Unexpected repartitioning of the database

This is an extension of this question here where we noticed high disk IO during a lot of delete operations. We first had a problem with latency of the delete txns which was fixed but we have a problem with throughput.

For context - We have a batch job that clears data older than x number of days and depending on run date it can clear upto 5 - 10% of the data in the cluster ( > 10million keys ). Our cluster size is about 140GB and post delete it comes down to about 132 GB. We run triple replication cluster, SSD-2 across 5 machines. 3 storage servers per machine. Server version 6.2.19

Now the problem sometimes when the delete is happening the DB starts moving significant amount of data. This makes almost all of the storage servers go 60 - 90% disk utilization and eventually rate keeper kicks in. During the peak contention period I see TPSLimit go down as low as “2.142…” and we notice significant delays in opening transactions.

In DataDistributor log I see the AverageShardSize goes from 33953350 to 32671480 and max “InQueue=350”. InProgress goes upto 75. Number of shards comes down from approx 4500 to 4120 during this period.

The whole redistribution takes about 2 hours and then everything becomes normal. We are not setting any knobs for min/max shard size. We are running with spring cleaning turned off ( --knob_spring_cleaning_max_vaccum_pages 0). I can get more information from logs if required.

Does explicitly setting the min (very low number) and max shard size ( about 100MB ?) alleviate this problem ? Also is there a way to slow down this moving data ? The queue depth I see in DD logs are worrying me. Please help.

Did you try to dial down the
They define how aggressively DD balance data.

Thanks, I will set these and see how it behaves.

Are you still running your workload during the period when storage servers are busy? How busy is the cluster when you are just running your workload with no data distribution? Maybe similarly interesting, how busy is the cluster if you turn off your workload and let it do data distribution only?

Data distribution is intended to not contribute excessively to the load on the cluster, but if you are already running near saturation then data distribution can certainly push you over the edge. In other words, it’s expected that you’ll run with sufficient headroom in your cluster to accommodate the activities of data distribution. If it’s the case, though, that data distribution is a substantial portion of the load on the cluster when you saturate, then that’s a sign that something may not be quite right. It could just be that DD needs to be slowed down, or maybe it could be behaving in a non-ideal way that would be better fixed by a change to the code.

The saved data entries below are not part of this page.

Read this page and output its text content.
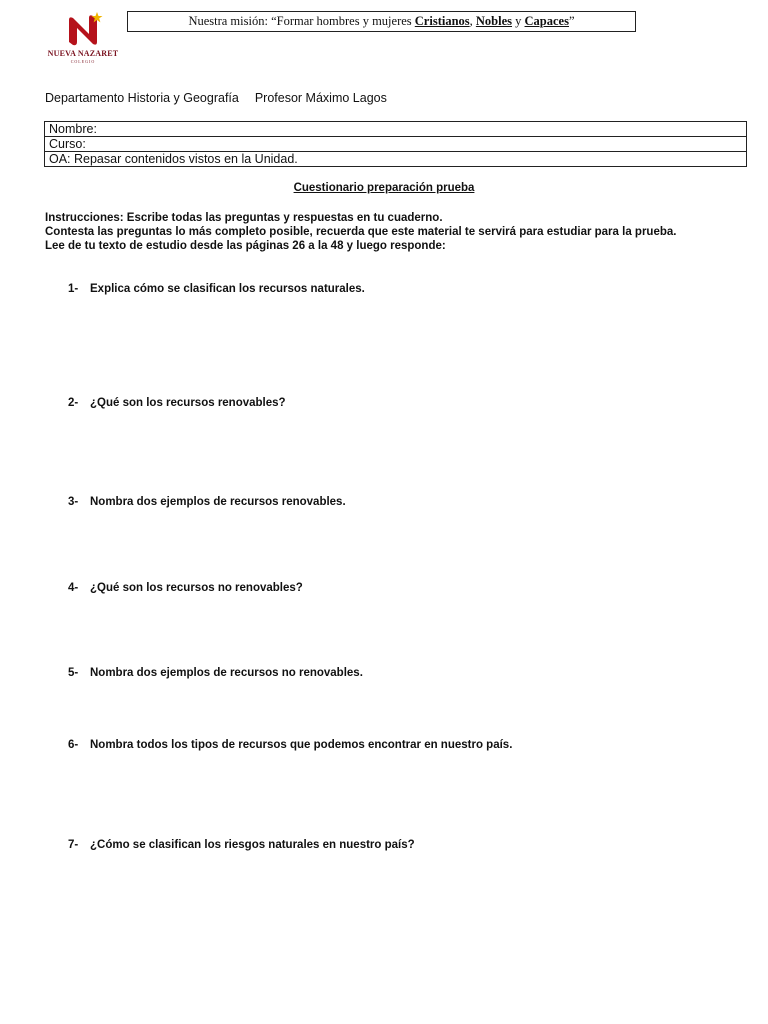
NUEVA NAZARET
COLEGIO
Nuestra misión: “Formar hombres y mujeres Cristianos, Nobles y Capaces”
Departamento Historia y Geografía Profesor Máximo Lagos
Nombre:
Curso:
OA: Repasar contenidos vistos en la Unidad.
Cuestionario preparación prueba
Instrucciones: Escribe todas las preguntas y respuestas en tu cuaderno.
Contesta las preguntas lo más completo posible, recuerda que este material te servirá para estudiar para la prueba.
Lee de tu texto de estudio desde las páginas 26 a la 48 y luego responde:
1- Explica cómo se clasifican los recursos naturales.
2- ¿Qué son los recursos renovables?
3- Nombra dos ejemplos de recursos renovables.
4- ¿Qué son los recursos no renovables?
5- Nombra dos ejemplos de recursos no renovables.
6- Nombra todos los tipos de recursos que podemos encontrar en nuestro país.
7- ¿Cómo se clasifican los riesgos naturales en nuestro país?
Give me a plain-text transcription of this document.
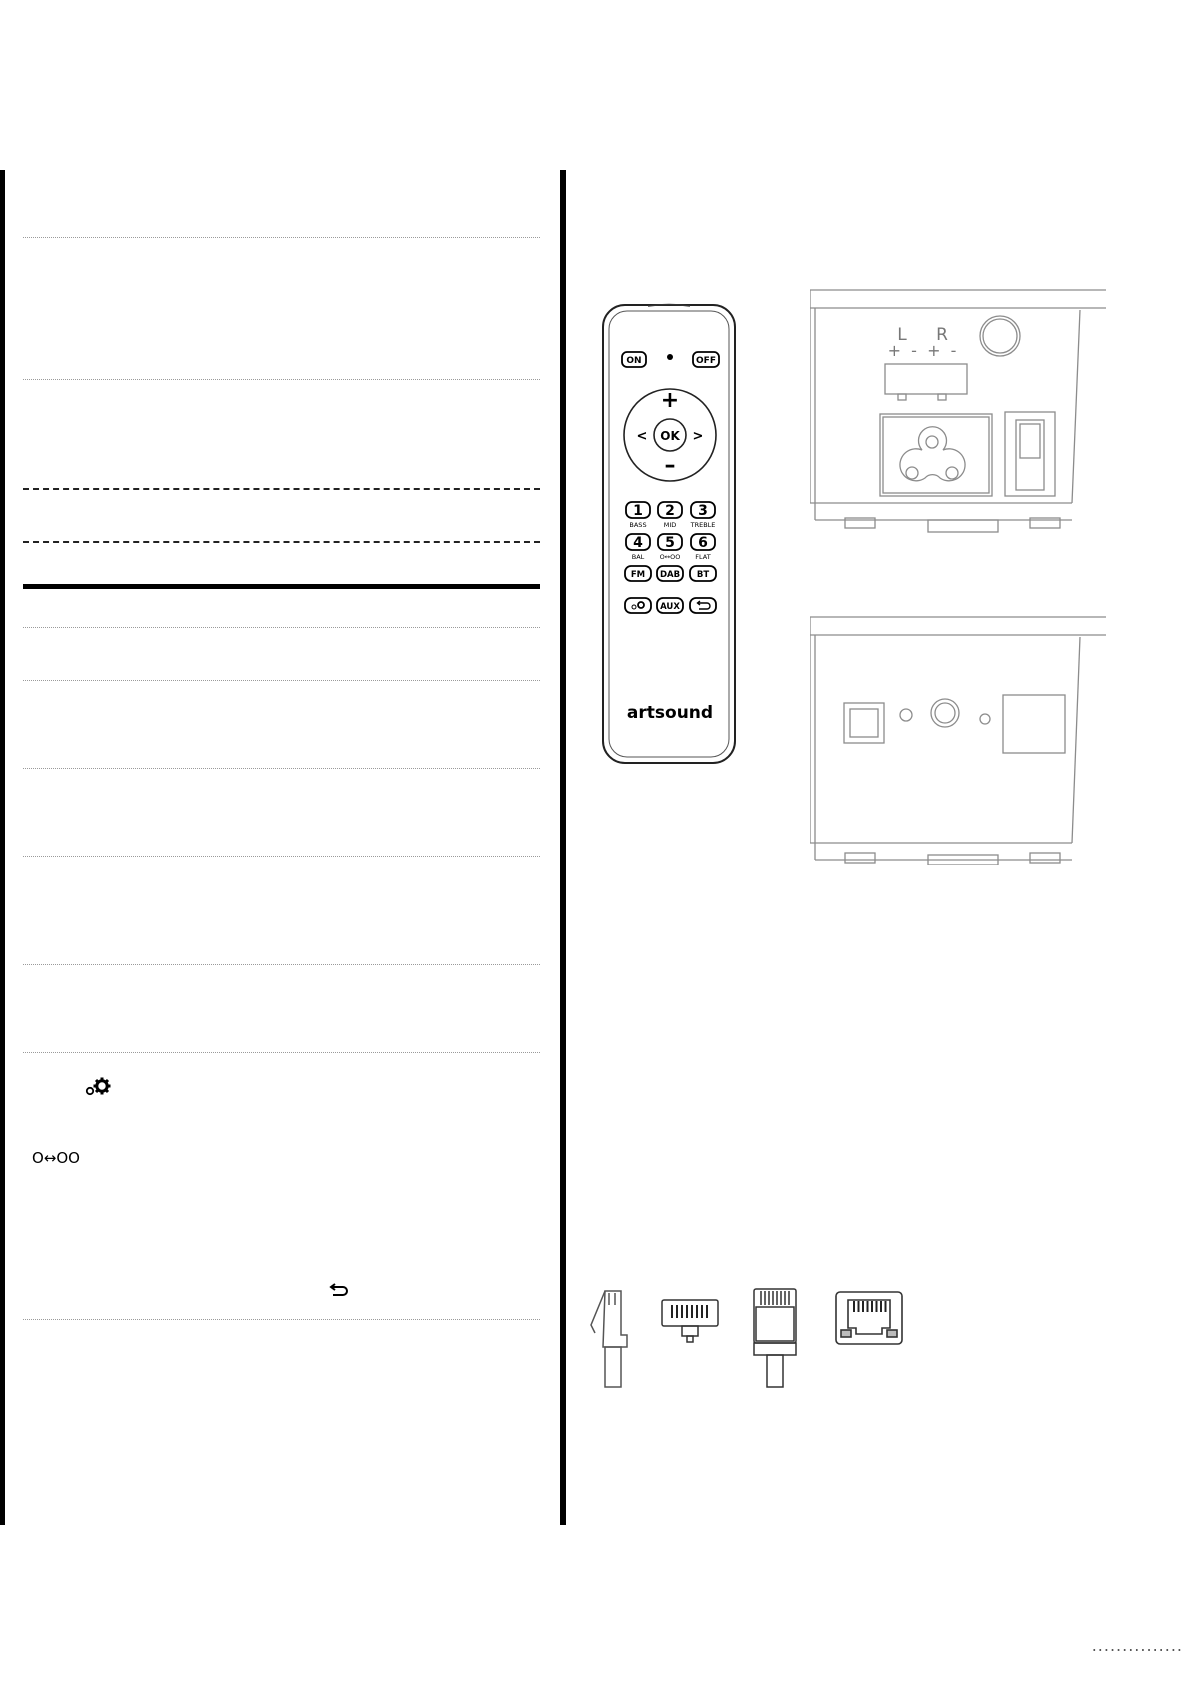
O↔OO
ON	OFF
OK
+
–
<	>
1
BASS
2
MID
3
TREBLE
4
BAL
5
O↔OO
6
FLAT
FM DAB BT
AUX
artsound
L R
+  -  +  -
...............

What version are you running?

1 Like

I was waiting for few runs to observe the behavior before posting here. Its a very consistent behavior.

  1. At a particular time of the day we start the delete jobs. This is a burst jobs and cleans quite a lot.
  2. Our usual WriteHz is around 5 - 6K but during delete we easily go up to 15 - 20K writeops.
  3. About 10-15 min into the delete job rebalance kicks in
  4. At the same time ratekeeper kicks in - Interestingly the overall writehz calculated in status.json roughly remains the same, but our latencies goes up for sure.

Its fairly busy. When this specific job runs we are usually around 2.5x the average load.

The rebalance kicks in only we run the burst delete job. So its hard for me to simulate this bahaviour.

Unfortunately this is not the case. Its exactly the point when the cluster approaches the threshold data redistribution kicks in. In a separate env I tried setting --knob_dd_rebalance_parallelism 25 and I do see number of InProgress shards come down ( usually < 40 ). And MountainChopper and ValleyFiller report PollingInterval to be 120 which I think is the max. TPSLimit I see in ratekeeper is more generous when the parallelism is reduced.

Reading through the code “checkDelay” is the key parameter to throttle number of in-progress redistribution. I plan to bump up BG_DD_MAX_WAIT to say 240 and leave DD_REBALANCE_PARALLELISM at 25. Does it sound like a decent approach ?

My thought was to wait for this burst job to cause the rebalancing work, and then while data movement is going on suspend your workload. I don’t know how long data movement will continue in your particular circumstances, but if it’s long enough it could give you a sense for how much work the movement is doing in isolation.

My gut says that the best response to this would be to increase the size of the cluster or to reduce the rate of your burst jobs to give your cluster a little more breathing room. You could potentially also try using batch priority for your burst jobs, which would cause them to be throttled before anything else, though you should be aware that batch priority work is treated as non-critical and can be shut off for extended periods due to hardware failures, etc.

You can certainly opt to slow down data movement instead, but if you are still operating reasonably close to saturation, you may find that the cluster is a little brittle in the face of various events (e.g. a failed disk, slight increases in workload, variation in the internal work done by the cluster, etc.). You’ll also of course be slower to heal in response to the various scenarios that need data distribution to fix things.